Chapter 54: Takut

1.6K 98 2
                                    

*****

aku mencintaimu, karena itu adalah kamu.

*****

Malam ini, hujan turun deras sekali. Hampir seluruh siswa-siswi telah kembali ke tenda masing-masing untuk berteduh. Namun, itu tidak berlaku bagi Lizora yang justru berlari semakin jauh masuk ke dalam hutan.

Petir di atas langit bersahut-sahutan, membuat Lizora semakin ketakutan. Dia sudah basah kuyup, tetapi terus berlari menerobos hujan untuk mencari tempat berteduh sementara waktu. Akhirnya, setelah berlarian tanpa arah, Lizora menemukan sebuah rumah tua di dalam hutan. Dia berlari lebih cepat ke arah rumah itu.
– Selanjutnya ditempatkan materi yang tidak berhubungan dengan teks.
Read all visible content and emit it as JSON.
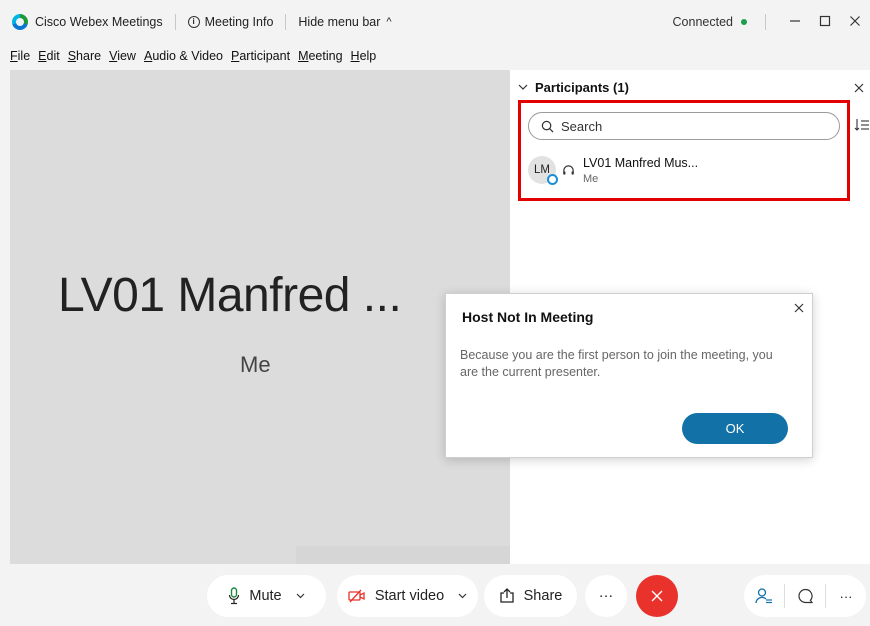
{
  "titlebar": {
    "app_title": "Cisco Webex Meetings",
    "meeting_info": "Meeting Info",
    "hide_menu": "Hide menu bar",
    "connection_status": "Connected"
  },
  "menu": [
    {
      "underline": "F",
      "rest": "ile"
    },
    {
      "underline": "E",
      "rest": "dit"
    },
    {
      "underline": "S",
      "rest": "hare"
    },
    {
      "underline": "V",
      "rest": "iew"
    },
    {
      "underline": "A",
      "rest": "udio & Video"
    },
    {
      "underline": "P",
      "rest": "articipant"
    },
    {
      "underline": "M",
      "rest": "eeting"
    },
    {
      "underline": "H",
      "rest": "elp"
    }
  ],
  "stage": {
    "name": "LV01 Manfred ...",
    "role": "Me"
  },
  "participants_panel": {
    "title": "Participants (1)",
    "search_placeholder": "Search",
    "participants": [
      {
        "initials": "LM",
        "name": "LV01 Manfred Mus...",
        "role": "Me"
      }
    ]
  },
  "dialog": {
    "title": "Host Not In Meeting",
    "message": "Because you are the first person to join the meeting, you are the current presenter.",
    "ok_label": "OK"
  },
  "controls": {
    "mute_label": "Mute",
    "video_label": "Start video",
    "share_label": "Share",
    "more_label": "···"
  },
  "colors": {
    "accent": "#1272a8",
    "end_call": "#e8322b",
    "connected": "#1d9e4a",
    "highlight": "#e30000"
  }
}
"Permisi," ucap Lizora seraya mengetuk pintu yang sudah dipenuhi oleh rayap itu. "apa ada orang di dalam?" tanyanya, memastikan.

Lizora sudah mengetuk pintu berkali-kali, tetapi tidak ada sahutan sama sekali. Akhirnya, dia pun memutuskan untuk langsung masuk saja karena sudah tidak tahan lagi dengan udara dingin di luar.

Rumah tua itu kosong. Keadaannya juga terlihat seperti rumah yang sudah tidak dihuni. Lizora menutup pintu rumah itu kembali. Dia berjalan semakin masuk ke dalam, lalu mendudukkan tubuhnya di pojok ruangan. Celana dan sepatunya yang putih berubah menjadi kotor karena terkena tanah yang tercecer di lantai rumah.

Lizora menyandarkan punggungnya ke dinding sembari memeluk lututnya yang ditekuk. Dia meringkuk ketakutan. Saat ini, tidak ada yang bisa Lizora lakukan, sehingga ia hanya bisa menangis dalam diam.

Sampai kapan gue akan disini, batin Lizora.

*****

"Mel," panggil Elfino sedikit berteriak. Dia menghampiri Caramel yang duduk di karpet depan tenda. "Zora udah balik, belum?" tanyanya to the point.

Caramel dan Belva saling pandang, lalu keduanya pun berdiri dengan raut bingung.

"Kok lo nanya ke gue, sih, El?" Caramel mengernyit bingung. "harusnya, gue dong yang nanya ke lo, gimana, sih?"

"Tapi Zora nggak sama gue," balas Elfino. Raut wajahnya terlihat begitu frustasi.

"Hah, apa lo bilang?" Belva langsung berdiri, berhadapan dengan Elfino. "kok bisa Zora gak sama lo? Kalian, kan, satu kelompok."

"Zora memisahkan diri dari gue," jawab Elfino jujur tanpa di tutup-tutupi.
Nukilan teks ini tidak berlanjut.